Docker, Because Docker.
version: '3.0'
services:
radarr:
image: ghcr.io/linuxserver/radarr
environment:
- TZ=America/New York
- UMASK_SET=022 #optional
volumes:
- /home/ubuntu/data:/config
- /home/ubuntu/movies:/movies
- /home/ubuntu/downloadclient-downloads:/downloads
ports:
- 7878:7878
links:
- "transmission"
restart: unless-stopped
transmission:
image: ghcr.io/linuxserver/transmission
environment:
- USER=username #optional
- PASS=password #optional
- TZ=America/New York
- TRANSMISSION_WEB_HOME=/combustion-release/ #optional
volumes:
- /home/ubuntu/transmission/config:/config
- /home/ubuntu/downloadclient-downloads:/downloads
- /home/ubuntu/transmission/watch:/watch
ports:
- 9091:9091
- 51413:51413
- 51413:51413/udp
restart: unless-stopped
plex:
image: ghcr.io/linuxserver/plex
container_name: plex
network_mode: host
environment:
- VERSION=docker
- UMASK_SET=022 #optional
- PLEX_CLAIM= #optional
volumes:
- /home/ubuntu/library:/config
- /home/ubuntu/tv:/tv
- /home/ubuntu/movies:/movies
restart: unless-stopped
jellyfin:
image: ghcr.io/linuxserver/jellyfin
container_name: jellyfin
environment:
- TZ=America/New York
volumes:
- /home/ubuntu/jellyfin/config:/config
- /home/ubuntu/tv:/data/tvshows
- /home/ubuntu/movies:/data/movies
- /opt/vc/lib:/opt/vc/lib #optional
ports:
- 8096:8096
- 8920:8920 #optional
- 7359:7359/udp #optional
- 1900:1900/udp #optional
restart: unless-stopped
The configuration with these two containers allows the radarr container to talk to the transmission container with the name: transmission
.
Both containers are useful, no doubt.
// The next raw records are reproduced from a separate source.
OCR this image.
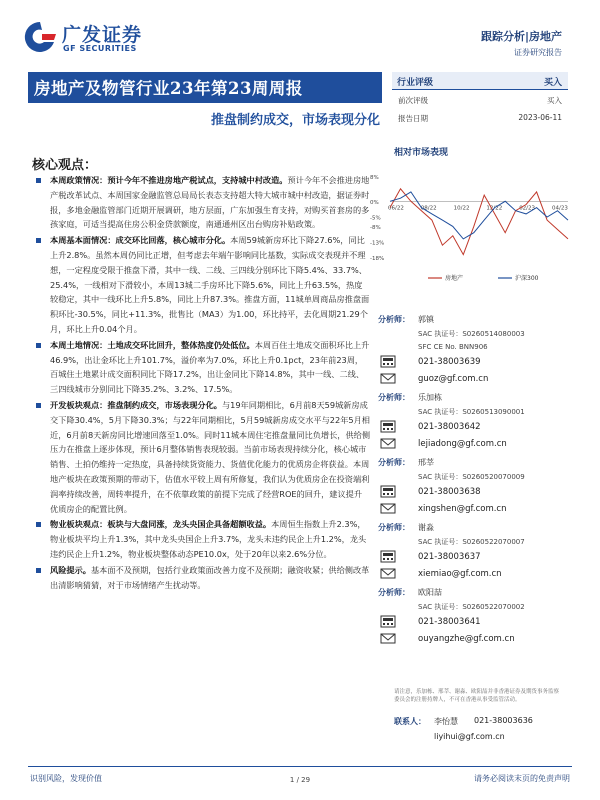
广发证券
GF SECURITIES
跟踪分析|房地产
证券研究报告
房地产及物管行业23年第23周周报
推盘制约成交，市场表现分化
行业评级	买入
前次评级	买入
报告日期	2023-06-11
相对市场表现
8%
0%
-5%
-8%
-13%
-18%
06/22	08/22	10/22	12/22	02/23	04/23
房地产	沪深300
核心观点：
本周政策情况：预计今年不推进房地产税试点，支持城中村改造。预计今年不会推进房地产税改革试点、本周国家金融监管总局局长表态支持超大特大城市城中村改造，据证券时报，多地金融监管部门近期开展调研，地方层面，广东加强生育支持，对购买首套房的多孩家庭，可适当提高住房公积金贷款额度，南通通州区出台购房补贴政策。
本周基本面情况：成交环比回落，核心城市分化。本周59城新房环比下降27.6%，同比上升2.8%。虽然本周仍同比正增，但考虑去年端午影响同比基数，实际成交表现并不理想，一定程度受限于推盘下滑，其中一线、二线、三四线分别环比下降5.4%、33.7%、25.4%，一线相对下滑较小，本周13城二手房环比下降5.6%，同比上升63.5%，热度较稳定，其中一线环比上升5.8%，同比上升87.3%。推盘方面，11城单周商品房推盘面积环比-30.5%，同比+11.3%，批售比（MA3）为1.00，环比持平，去化周期21.29个月，环比上升0.04个月。
本周土地情况：土地成交环比回升，整体热度仍处低位。本周百住土地成交面积环比上升46.9%，出让金环比上升101.7%，溢价率为7.0%，环比上升0.1pct，23年前23周，百城住土地累计成交面积同比下降17.2%，出让金同比下降14.8%，其中一线、二线、三四线城市分别同比下降35.2%、3.2%、17.5%。
开发板块观点：推盘制约成交，市场表现分化。与19年同期相比，6月前8天59城新房成交下降30.4%，5月下降30.3%；与22年同期相比，5月59城新房成交水平与22年5月相近，6月前8天新房同比增速回落至1.0%。同时11城本周住宅推盘量同比负增长，供给侧压力在推盘上逐步体现，预计6月整体销售表现较弱。当前市场表现持续分化，核心城市销售、土拍仍维持一定热度，具备持续货资能力、货值优化能力的优质房企将获益。本周地产板块在政策预期的带动下，估值水平较上周有所修复，我们认为优质房企在投资端利润率持续改善，周转率提升，在不依靠政策的前提下完成了经营ROE的回升，建议提升优质房企的配置比例。
物业板块观点：板块与大盘同涨，龙头央国企具备超额收益。本周恒生指数上升2.3%，物业板块平均上升1.3%，其中龙头央国企上升3.7%，龙头未违约民企上升1.2%，龙头违约民企上升1.2%，物业板块整体动态PE10.0x，处于20年以来2.6%分位。
风险提示。基本面不及预期，包括行业政策面改善力度不及预期；融资收紧；供给侧改革出清影响猜猜，对于市场情绪产生扰动等。
分析师： 郭镇
SAC 执证号：S0260514080003
SFC CE No. BNN906
021-38003639
guoz@gf.com.cn
分析师： 乐加栋
SAC 执证号：S0260513090001
021-38003642
lejiadong@gf.com.cn
分析师： 邢莘
SAC 执证号：S0260520070009
021-38003638
xingshen@gf.com.cn
分析师： 谢淼
SAC 执证号：S0260522070007
021-38003637
xiemiao@gf.com.cn
分析师： 欧阳喆
SAC 执证号：S0260522070002
021-38003641
ouyangzhe@gf.com.cn
请注意，乐加栋、邢莘、谢淼、欧阳喆并非香港证券及期货事务监察委员会的注册持牌人，不可在香港从事受监管活动。
联系人： 李怡慧 021-38003636
liyihui@gf.com.cn
识别风险，发现价值	1 / 29	请务必阅读末页的免责声明
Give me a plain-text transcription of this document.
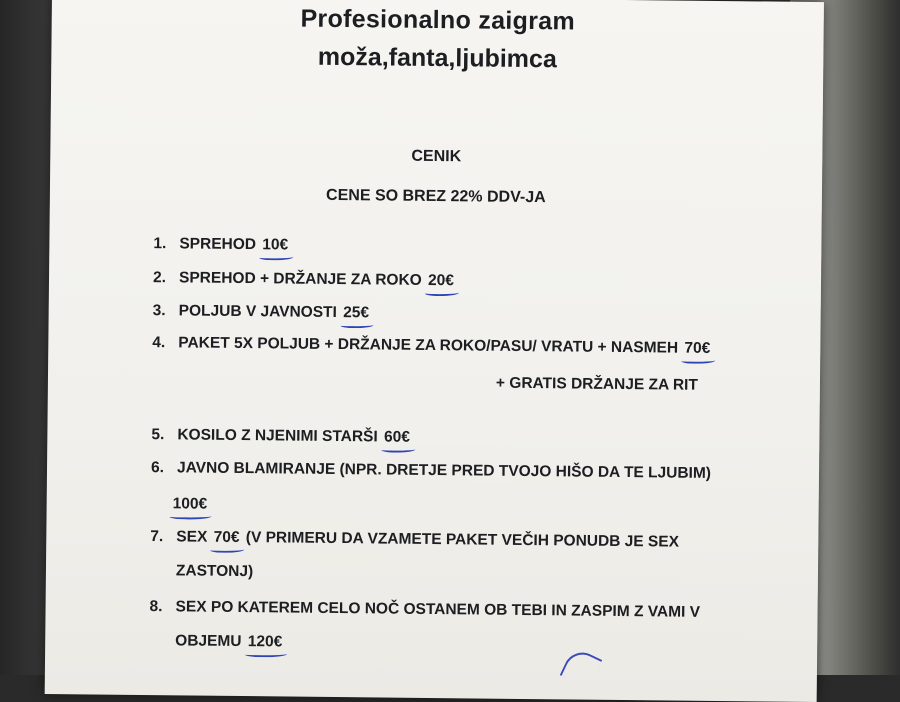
Profesionalno zaigram
moža,fanta,ljubimca
CENIK
CENE SO BREZ 22% DDV-JA
1. SPREHOD 10€
2. SPREHOD + DRŽANJE ZA ROKO 20€
3. POLJUB V JAVNOSTI 25€
4. PAKET 5X POLJUB + DRŽANJE ZA ROKO/PASU/ VRATU + NASMEH 70€
+ GRATIS DRŽANJE ZA RIT
5. KOSILO Z NJENIMI STARŠI 60€
6. JAVNO BLAMIRANJE (NPR. DRETJE PRED TVOJO HIŠO DA TE LJUBIM)
100€
7. SEX 70€ (V PRIMERU DA VZAMETE PAKET VEČIH PONUDB JE SEX
ZASTONJ)
8. SEX PO KATEREM CELO NOČ OSTANEM OB TEBI IN ZASPIM Z VAMI V
OBJEMU 120€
Also transmission is available on port 9091 via a web interface.
I need to setup automation first, but I need to figure out NFS Mounts first. NFS is a problem for a different time.
Plex, I’m upset.
“No I’m not signing up.” - Me, usually when I’m forced into signing up for something.
Plex has done a great job at capturing the beginner sysadmin market. Anyone who’s anyone can run a plex media server. It’s just easy to do.
Basically I pulled down the container version of Plex and ran it and I’m unable to add a library. Plex was forcing me to sign up to configure everything and I didn’t really want to because I don’t need my media server to be connected to the internet. I don’t want plex broadcasting and collecting data, and I also dont want their reccomendatation on what shitty 3 star movie to watch. I just want a way to view my library, that’s it. Nothing fancy.
I didn’t want to spend all afternoon configuring Plex so I checked out alternatives.
Sidenote: Plex has clients on pretty much every platform. This is nice.
Jellyfin to the Rescue
I had seen Emby and Jellyfin. Really I just needed a library to put my content and then a way to view it. Really not too difficult. I set up a few volumes and I was off and running pretty quick. I’m not doing any fancy transcoding or anything. It’s just me using the client. The configuration was a snap.
Where it gets funny is that I had downloaded a copy of IT wanting to watch the new version. What I thought was the re-released 2017 version ended up being the 1990 version. What makes it even worse is that Jellyfin pulls down metadata, and jellyfin decided to pull down metadata for some random ass movie.
I got a quick laugh out of the situation, and moved forward.